The zinc futures contract traded on the Multi Commodity Exchange (MCX) surged 4 per cent on Friday.

This rally has helped the contract to break above its sideways consolidation and also go past a key resistance at ₹195/kg.

The contract made a high of ₹198.6 on Monday and has come off slightly from there. It is currently trading at around ₹197.

The key resistance is in the band between ₹198.5 and ₹199. Inability to break above this resistance zone may trigger a pull-back to ₹190 or ₹188 in the coming days in which case the break above ₹195 will be a false break.

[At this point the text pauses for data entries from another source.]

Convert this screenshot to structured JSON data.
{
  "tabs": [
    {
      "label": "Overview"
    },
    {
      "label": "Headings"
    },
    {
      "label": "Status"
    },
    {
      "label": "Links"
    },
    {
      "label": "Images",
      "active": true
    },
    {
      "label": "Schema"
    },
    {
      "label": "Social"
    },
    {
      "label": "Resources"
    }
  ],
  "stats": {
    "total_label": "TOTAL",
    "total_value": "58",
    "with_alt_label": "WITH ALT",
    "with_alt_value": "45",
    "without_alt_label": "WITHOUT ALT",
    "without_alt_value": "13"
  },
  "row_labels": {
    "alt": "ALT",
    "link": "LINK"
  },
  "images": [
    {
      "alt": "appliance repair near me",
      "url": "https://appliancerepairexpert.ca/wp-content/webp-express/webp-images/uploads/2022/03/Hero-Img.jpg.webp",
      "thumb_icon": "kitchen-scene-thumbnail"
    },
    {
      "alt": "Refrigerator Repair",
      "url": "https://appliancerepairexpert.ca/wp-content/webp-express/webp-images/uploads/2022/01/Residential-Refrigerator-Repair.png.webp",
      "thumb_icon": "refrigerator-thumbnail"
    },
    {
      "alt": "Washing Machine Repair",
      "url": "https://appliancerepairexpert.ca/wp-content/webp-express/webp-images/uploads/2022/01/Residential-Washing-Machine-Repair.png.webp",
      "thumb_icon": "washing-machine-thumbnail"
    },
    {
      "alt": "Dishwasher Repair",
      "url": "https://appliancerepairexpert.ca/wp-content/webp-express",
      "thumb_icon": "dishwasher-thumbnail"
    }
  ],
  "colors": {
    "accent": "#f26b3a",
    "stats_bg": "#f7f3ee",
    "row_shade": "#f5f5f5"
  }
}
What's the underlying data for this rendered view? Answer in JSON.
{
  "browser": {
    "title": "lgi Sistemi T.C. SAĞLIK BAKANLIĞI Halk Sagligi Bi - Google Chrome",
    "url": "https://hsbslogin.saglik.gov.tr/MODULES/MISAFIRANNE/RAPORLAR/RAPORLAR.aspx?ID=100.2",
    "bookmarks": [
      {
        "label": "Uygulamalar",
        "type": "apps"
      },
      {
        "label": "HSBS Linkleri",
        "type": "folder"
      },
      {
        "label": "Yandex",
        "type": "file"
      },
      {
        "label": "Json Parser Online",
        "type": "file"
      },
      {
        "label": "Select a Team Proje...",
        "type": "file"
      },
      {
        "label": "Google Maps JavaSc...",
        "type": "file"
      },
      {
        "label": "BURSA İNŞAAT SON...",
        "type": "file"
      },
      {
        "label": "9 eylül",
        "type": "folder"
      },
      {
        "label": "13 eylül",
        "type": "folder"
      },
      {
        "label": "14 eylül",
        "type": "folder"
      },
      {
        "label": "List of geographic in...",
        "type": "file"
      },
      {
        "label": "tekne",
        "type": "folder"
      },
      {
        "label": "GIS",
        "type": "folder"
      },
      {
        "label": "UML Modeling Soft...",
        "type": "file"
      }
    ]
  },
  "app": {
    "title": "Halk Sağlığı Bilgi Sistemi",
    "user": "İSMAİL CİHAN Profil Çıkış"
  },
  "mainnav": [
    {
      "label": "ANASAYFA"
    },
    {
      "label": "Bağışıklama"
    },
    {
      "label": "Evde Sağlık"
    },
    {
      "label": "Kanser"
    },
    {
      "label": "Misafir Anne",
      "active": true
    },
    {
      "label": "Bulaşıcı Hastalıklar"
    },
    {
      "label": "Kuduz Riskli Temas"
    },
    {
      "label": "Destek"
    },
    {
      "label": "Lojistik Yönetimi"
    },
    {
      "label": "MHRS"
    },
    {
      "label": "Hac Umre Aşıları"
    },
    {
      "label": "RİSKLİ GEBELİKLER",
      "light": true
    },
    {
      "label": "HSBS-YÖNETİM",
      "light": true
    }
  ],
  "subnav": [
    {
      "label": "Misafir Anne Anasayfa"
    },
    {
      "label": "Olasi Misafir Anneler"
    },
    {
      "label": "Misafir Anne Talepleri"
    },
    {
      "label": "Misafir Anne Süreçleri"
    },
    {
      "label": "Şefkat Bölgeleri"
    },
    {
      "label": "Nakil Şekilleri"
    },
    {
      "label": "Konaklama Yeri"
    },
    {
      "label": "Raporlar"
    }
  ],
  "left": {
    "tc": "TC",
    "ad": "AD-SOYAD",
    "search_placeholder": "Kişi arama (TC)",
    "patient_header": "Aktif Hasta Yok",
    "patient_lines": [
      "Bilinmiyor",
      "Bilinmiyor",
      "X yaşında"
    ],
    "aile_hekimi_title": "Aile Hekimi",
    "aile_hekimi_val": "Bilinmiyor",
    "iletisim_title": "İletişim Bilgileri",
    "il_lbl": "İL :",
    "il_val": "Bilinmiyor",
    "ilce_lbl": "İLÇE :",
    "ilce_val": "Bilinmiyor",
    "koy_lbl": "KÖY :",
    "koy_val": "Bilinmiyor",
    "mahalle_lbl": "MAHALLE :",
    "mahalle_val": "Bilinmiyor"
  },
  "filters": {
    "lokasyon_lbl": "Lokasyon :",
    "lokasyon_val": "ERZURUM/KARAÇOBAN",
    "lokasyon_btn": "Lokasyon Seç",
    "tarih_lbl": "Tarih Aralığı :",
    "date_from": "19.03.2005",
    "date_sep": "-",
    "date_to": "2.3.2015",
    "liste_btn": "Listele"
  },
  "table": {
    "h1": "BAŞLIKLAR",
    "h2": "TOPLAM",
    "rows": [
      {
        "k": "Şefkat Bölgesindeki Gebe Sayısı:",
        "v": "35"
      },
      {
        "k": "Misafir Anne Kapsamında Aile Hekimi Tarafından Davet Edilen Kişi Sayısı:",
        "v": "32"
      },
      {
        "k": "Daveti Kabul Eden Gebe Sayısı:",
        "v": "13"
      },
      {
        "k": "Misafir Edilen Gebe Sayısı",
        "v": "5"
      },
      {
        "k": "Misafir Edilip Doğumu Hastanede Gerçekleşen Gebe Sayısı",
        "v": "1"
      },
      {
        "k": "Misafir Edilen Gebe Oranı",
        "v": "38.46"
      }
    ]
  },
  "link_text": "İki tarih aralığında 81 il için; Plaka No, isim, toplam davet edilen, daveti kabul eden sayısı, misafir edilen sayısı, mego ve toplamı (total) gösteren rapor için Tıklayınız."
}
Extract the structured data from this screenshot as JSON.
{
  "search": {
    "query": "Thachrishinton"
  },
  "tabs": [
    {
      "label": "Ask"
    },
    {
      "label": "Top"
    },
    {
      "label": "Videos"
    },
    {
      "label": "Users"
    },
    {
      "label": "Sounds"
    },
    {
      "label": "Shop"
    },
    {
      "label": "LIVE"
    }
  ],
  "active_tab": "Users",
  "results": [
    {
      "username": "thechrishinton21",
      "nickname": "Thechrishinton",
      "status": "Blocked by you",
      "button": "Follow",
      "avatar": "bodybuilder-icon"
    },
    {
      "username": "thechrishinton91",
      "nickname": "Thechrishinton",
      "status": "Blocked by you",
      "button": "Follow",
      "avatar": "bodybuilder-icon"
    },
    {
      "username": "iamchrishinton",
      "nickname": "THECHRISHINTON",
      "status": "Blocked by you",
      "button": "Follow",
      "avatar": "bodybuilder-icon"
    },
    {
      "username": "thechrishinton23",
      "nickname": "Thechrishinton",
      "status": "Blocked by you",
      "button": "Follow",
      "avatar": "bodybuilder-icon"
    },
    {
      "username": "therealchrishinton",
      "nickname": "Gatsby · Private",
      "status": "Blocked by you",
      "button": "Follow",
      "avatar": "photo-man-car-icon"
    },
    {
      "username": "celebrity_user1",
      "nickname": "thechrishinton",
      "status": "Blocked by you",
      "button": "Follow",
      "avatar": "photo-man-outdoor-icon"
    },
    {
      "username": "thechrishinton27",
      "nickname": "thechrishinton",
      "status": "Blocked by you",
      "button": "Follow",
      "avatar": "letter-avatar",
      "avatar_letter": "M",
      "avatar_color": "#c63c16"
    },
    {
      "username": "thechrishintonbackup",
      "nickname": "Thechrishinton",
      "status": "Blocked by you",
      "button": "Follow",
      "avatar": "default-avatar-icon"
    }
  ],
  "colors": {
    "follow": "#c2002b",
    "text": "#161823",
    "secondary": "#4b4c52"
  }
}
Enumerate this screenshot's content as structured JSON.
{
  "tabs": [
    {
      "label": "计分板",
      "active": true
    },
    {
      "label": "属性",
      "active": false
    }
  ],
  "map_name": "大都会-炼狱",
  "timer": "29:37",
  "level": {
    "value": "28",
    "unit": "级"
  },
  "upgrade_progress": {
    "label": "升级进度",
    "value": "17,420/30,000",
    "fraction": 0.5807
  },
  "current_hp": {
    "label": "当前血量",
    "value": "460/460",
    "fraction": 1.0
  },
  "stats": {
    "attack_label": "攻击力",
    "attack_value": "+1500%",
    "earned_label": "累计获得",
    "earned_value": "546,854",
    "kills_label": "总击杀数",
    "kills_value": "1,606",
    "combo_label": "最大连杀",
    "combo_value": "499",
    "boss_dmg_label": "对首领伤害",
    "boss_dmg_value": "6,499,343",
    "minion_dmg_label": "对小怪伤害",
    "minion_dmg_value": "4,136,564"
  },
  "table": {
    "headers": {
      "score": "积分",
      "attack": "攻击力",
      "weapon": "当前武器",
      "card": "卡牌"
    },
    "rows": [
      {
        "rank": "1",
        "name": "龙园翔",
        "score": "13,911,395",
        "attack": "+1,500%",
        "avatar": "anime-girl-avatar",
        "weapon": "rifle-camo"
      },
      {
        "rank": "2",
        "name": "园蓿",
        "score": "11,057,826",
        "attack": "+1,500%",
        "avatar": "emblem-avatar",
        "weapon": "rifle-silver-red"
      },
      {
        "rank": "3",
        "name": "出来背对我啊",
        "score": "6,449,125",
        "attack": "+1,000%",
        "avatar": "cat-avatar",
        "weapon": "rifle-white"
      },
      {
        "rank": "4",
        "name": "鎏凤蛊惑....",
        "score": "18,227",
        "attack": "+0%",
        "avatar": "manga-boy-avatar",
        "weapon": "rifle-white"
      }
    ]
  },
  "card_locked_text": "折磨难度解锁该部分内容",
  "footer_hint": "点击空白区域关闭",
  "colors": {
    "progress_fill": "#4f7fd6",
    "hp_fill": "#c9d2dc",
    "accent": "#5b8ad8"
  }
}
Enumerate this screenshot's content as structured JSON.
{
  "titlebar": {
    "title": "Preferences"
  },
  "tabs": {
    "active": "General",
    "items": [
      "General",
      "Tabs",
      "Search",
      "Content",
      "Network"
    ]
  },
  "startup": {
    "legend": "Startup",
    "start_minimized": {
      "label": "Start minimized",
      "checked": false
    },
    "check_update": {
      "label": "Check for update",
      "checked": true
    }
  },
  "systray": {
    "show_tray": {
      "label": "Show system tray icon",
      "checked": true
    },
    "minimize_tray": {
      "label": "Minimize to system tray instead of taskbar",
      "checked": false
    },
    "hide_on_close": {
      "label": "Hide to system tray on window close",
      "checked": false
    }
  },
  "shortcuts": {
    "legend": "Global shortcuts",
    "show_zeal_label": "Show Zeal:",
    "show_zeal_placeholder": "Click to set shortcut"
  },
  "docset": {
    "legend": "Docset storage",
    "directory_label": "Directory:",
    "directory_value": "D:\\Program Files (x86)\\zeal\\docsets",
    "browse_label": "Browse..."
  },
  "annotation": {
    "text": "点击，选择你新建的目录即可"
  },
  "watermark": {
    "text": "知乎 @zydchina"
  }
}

In such a scenario, the MCX zinc futures contract may stay range-bound between ₹185 and ₹199 for some time. A breakout on either side of this range will then decide the next leg of movement.

The price action on the charts over the past few weeks suggests that the contract is not getting strong selling pressure below ₹185.

This signals that the downside in the contract could be limited to ₹185 or ₹184 if the contract declines below ₹195 immediately.

This leaves the possibility of the contract breaking above ₹199 in the coming days. A strong break above ₹199 may boost the bullish momentum.

Such a break can lift it to ₹204 or even ₹208 thereafter.

Note: The recommendations are based on technical analysis and there is a risk of loss in trading.